During an appearance on Newsmax, Paxton said having teachers and staff trained in firearm defense and armed would make it “more difficult for people even to get in that point of entry.”
“First responders typically can’t get there in time to prevent a shooting,” he said. “It’s just not possible unless they have a police officer on camera on every campus, which for a lot of these schools is almost impossible.
“I think you’re gonna have to do more at the school, because it typically involves very short periods of time, and you have to have people trained on campus to react.”
The comment comes after the 18-year-old suspect, identified as Salvador Ramos, on Tuesday afternoon opened fire at Robb Elementary School in Uvalde before he was killed by police. As of Wednesday, the police have found and identified 21 victims, including 19 children and two teachers.
The gunman’s motive so far remains unclear. He first shot his grandmother at home, then fled the scene in a car, crashing it near the school before he walked into the classroom and opened fire, according to reports.
This is not the first time Paxton has suggested carrying weapons at places that are usually considered “weapon-free zones” as a means to combat potential threats. In 2015, he supported a law that allows license holders to carry concealed handguns on college and university campuses. In November 2017, following the Sutherland Springs church shooting that killed 26 worshipers, he said that congregation members should consider arming themselves to better respond to similar events.
“In Texas, at least we have the opportunity to concealed carry,” Paxton said in an interview with Fox News at that time, arguing that there is then always the possibility the attacker may be “taken out before he has the opportunity to kill very many people.”

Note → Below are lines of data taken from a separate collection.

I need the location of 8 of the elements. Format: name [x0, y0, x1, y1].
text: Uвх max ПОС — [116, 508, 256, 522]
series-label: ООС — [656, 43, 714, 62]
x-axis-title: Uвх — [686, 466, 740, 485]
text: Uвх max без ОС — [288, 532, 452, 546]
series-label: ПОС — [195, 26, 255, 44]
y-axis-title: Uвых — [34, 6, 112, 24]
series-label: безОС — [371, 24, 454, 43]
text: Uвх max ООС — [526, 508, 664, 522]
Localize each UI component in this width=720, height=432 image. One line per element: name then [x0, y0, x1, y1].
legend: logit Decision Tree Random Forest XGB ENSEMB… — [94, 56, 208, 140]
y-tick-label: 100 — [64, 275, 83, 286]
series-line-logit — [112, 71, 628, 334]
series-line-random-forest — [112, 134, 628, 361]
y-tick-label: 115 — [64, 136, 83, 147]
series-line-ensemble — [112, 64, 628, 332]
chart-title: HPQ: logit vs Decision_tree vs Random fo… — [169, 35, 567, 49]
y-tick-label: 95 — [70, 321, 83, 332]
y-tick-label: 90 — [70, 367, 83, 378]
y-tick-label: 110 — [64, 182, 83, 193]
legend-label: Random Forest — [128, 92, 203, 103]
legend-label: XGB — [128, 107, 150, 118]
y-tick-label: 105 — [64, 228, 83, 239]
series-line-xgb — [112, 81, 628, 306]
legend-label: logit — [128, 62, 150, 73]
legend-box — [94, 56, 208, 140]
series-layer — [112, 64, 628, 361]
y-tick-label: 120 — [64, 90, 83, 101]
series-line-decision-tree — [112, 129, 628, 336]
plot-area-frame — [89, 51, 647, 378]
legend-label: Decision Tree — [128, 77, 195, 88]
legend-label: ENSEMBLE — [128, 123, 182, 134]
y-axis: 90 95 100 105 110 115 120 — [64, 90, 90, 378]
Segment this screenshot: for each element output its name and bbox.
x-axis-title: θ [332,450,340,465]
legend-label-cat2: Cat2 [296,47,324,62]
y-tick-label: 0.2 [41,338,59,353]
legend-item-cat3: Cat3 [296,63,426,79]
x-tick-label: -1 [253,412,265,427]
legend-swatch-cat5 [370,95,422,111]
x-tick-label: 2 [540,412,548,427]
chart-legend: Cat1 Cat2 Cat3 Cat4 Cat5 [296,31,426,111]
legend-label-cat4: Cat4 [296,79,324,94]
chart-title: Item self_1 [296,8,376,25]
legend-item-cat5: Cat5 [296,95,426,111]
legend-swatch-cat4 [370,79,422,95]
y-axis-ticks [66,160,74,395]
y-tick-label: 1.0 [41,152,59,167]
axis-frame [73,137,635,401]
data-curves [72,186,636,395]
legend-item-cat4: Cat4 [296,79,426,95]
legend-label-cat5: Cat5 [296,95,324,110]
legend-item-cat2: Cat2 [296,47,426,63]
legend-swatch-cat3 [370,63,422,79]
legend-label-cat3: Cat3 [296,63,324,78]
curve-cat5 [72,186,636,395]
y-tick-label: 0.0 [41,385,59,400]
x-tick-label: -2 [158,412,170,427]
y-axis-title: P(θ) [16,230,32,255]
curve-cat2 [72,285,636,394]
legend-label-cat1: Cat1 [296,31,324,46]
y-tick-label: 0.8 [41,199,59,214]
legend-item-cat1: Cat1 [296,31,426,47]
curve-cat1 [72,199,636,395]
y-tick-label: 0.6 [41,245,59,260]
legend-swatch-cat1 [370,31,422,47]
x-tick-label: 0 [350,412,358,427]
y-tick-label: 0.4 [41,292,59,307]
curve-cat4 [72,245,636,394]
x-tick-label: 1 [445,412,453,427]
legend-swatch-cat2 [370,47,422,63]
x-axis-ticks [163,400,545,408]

“We’ve had shootings at churches forever. This is going to happen again,” he added. “And so, we need people in terms of professional security or in terms of arming the parishioners or the congregation so that they can respond when something like this happens again.”
Devin P. Kelley, who killed 26 people and injured 22 more at First Baptist Church in Sutherland Springs, was confronted outside the church and forced into a gunfight by Stephen Willeford, a local resident and former NRA firearms instructor armed with an AR-15 rifle. Willeford continued to pursue Kelley after wounding the gunman in the leg and torso. Kelley eventually crashed his vehicle in the pursuit and shot himself in the head.